Depuis plusieurs mois, l’Association Restauration Québec (ARQ) multiplie les démarches auprès de l’Office de la protection du consommateur afin que ses membres puissent imposer une « pénalité » d’environ 20 $ aux clients qui brillent par leur absence.

Pour le moment, la Loi sur la protection du consommateur ne permet pas cette pratique. « Est interdite la stipulation qui impose au consommateur, dans le cas de l’inexécution de son obligation, le paiement de frais, de pénalités ou de dommages, dont le montant ou le pourcentage est fixé à l’avance dans le contrat, autre que l’intérêt couru », indique-t-elle.

Ce qui est interdit, c’est de fixer à l’avance (par écrit ou verbalement) un montant qui serait dû si le client n’honore pas le contrat. L’un des principes de droit à la base de l’article 13 est que nul n’est censé se faire justice lui-même ; qu’on ne peut pas arbitrairement fixer soi-même le montant d’un dommage éventuel.

Charles Tanguay, porte-parole de l’Office de la protection du consommateur

Il confirme par ailleurs que le fait de demander un dépôt n’est pas un geste illégal, sauf si le restaurateur garde la somme dans le cas où le client lui poserait un lapin. Actuellement, dans certains cas, si le consommateur brille par son absence, des propriétaires lui redonnent son dépôt sous forme de certificat à dépenser dans l’établissement. Il s’agirait toutefois d’une « stipulation interdite », selon l’Office de la protection du consommateur.

Par contre, selon un avis juridique obtenu par l’ARQ, les restaurateurs qui font signer un contrat à un client dans lequel il est inscrit que ce dernier gardera le dépôt si celui-ci n’honore pas la réservation peuvent avoir recours à cette pratique en toute légalité, soutient pour sa part le vice-président aux affaires publiques et gouvernementales, Martin Vézina. Or, les propriétaires de restaurants le font surtout dans le cas de groupes. Rares sont les consommateurs qui vont signer pareil document pour un souper de deux ou quatre personnes. Ainsi, M. Vézina reconnaît qu’il y a une « complexité » dans l’application de la réglementation.

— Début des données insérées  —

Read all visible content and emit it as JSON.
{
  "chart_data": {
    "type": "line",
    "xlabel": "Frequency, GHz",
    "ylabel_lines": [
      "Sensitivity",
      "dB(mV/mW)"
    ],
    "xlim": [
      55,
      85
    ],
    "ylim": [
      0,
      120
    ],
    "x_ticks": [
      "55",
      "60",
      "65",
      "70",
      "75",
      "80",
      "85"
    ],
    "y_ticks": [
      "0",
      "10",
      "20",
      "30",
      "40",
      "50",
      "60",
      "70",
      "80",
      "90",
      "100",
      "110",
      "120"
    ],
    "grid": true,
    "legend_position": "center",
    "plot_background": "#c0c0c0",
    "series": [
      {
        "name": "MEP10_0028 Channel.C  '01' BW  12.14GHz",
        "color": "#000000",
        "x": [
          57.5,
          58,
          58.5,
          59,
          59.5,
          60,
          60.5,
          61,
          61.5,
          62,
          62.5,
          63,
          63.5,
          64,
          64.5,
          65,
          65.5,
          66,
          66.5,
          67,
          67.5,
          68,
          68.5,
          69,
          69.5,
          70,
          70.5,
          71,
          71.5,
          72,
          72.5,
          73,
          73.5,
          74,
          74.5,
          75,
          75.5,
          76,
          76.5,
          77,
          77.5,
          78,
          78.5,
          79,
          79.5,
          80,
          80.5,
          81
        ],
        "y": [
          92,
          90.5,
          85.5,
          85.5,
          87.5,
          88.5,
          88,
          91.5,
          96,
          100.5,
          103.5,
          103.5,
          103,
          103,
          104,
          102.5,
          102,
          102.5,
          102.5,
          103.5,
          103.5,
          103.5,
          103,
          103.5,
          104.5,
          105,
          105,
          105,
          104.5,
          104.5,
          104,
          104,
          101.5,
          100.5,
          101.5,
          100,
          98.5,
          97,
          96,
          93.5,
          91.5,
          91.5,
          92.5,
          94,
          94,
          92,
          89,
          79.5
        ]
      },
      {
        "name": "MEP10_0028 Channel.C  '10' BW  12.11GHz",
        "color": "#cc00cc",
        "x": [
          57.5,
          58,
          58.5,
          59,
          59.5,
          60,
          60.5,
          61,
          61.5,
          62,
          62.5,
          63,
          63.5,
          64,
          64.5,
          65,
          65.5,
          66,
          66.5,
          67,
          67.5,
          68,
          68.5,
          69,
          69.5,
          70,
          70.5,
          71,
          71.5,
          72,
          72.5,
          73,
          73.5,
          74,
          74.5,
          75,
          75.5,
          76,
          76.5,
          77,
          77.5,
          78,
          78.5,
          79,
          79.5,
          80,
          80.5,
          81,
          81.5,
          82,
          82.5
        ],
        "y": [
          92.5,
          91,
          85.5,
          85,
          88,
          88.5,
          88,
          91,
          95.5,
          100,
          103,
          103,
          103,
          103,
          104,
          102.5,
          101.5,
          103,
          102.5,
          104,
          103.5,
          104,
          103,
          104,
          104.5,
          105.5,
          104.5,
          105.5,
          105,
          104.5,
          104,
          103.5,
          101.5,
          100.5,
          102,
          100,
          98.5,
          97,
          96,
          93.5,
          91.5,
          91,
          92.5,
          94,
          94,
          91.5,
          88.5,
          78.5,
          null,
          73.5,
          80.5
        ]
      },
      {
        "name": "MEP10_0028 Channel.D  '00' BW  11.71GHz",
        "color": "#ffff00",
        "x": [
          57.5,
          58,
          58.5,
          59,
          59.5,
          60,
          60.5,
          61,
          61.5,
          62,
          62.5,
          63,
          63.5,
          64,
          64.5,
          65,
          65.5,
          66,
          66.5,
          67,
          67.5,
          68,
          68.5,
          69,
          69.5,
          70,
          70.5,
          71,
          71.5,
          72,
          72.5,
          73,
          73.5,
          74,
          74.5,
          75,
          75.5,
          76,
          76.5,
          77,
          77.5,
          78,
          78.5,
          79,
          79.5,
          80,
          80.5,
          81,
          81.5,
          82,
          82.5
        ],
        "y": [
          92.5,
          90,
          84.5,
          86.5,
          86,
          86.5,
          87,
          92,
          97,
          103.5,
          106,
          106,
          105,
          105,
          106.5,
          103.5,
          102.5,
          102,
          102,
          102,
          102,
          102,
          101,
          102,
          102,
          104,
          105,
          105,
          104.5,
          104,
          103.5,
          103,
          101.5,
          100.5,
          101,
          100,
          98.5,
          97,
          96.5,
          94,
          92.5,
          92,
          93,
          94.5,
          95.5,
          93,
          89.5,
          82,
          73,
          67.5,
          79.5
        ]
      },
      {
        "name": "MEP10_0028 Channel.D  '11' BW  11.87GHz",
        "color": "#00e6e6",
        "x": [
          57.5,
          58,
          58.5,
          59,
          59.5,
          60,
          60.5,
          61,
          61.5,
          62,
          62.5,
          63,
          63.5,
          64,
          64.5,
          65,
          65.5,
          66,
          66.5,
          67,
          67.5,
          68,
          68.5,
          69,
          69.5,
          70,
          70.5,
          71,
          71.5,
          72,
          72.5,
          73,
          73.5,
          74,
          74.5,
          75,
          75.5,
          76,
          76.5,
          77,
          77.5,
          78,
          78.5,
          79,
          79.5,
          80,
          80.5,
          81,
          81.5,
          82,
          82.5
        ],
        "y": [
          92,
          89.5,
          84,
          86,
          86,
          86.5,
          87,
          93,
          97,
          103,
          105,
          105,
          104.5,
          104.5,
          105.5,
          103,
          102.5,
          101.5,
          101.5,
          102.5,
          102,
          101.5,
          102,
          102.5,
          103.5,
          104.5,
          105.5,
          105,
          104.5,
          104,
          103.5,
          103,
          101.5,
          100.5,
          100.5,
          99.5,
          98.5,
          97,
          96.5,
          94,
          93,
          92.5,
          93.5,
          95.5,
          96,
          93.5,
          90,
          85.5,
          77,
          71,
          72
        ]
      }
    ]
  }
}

Chose certaine, les clients qui n’honorent pas leur réservation coûtent cher aux restaurateurs. Le fléau entraîne en moyenne des pertes annuelles de près de 50 000 $ pour les établissements qui y sont confrontés, révélait une enquête publiée en mars 2023 par l’ARQ.

Les cartes de crédit

Par ailleurs, seuls au pays à ne pouvoir imposer davantage de frais d’interchange aux clients qui paient avec leur carte de crédit, près de 68 % des propriétaires de PME québécoises souhaitent que la loi les autorise à le faire. « C’est incompréhensible que seul le Québec n’offre pas aux commerçants la possibilité de facturer les frais d’interchange », soutient François Vincent, vice-président pour le Québec à la FCEI.

« À l’issue du règlement du recours collectif mené contre des cartes de crédit, Visa et Mastercard autorisent désormais tous les commerçants du Canada (sauf ceux du Québec) à transférer leurs frais de transaction par carte de crédit à leurs clients », peut-on lire dans le rapport de la FCEI.

Les commerçants doivent débourser entre 1,5 % et 4 % du montant total de la facture (avec les taxes) chaque fois qu’un consommateur règle une transaction avec sa carte.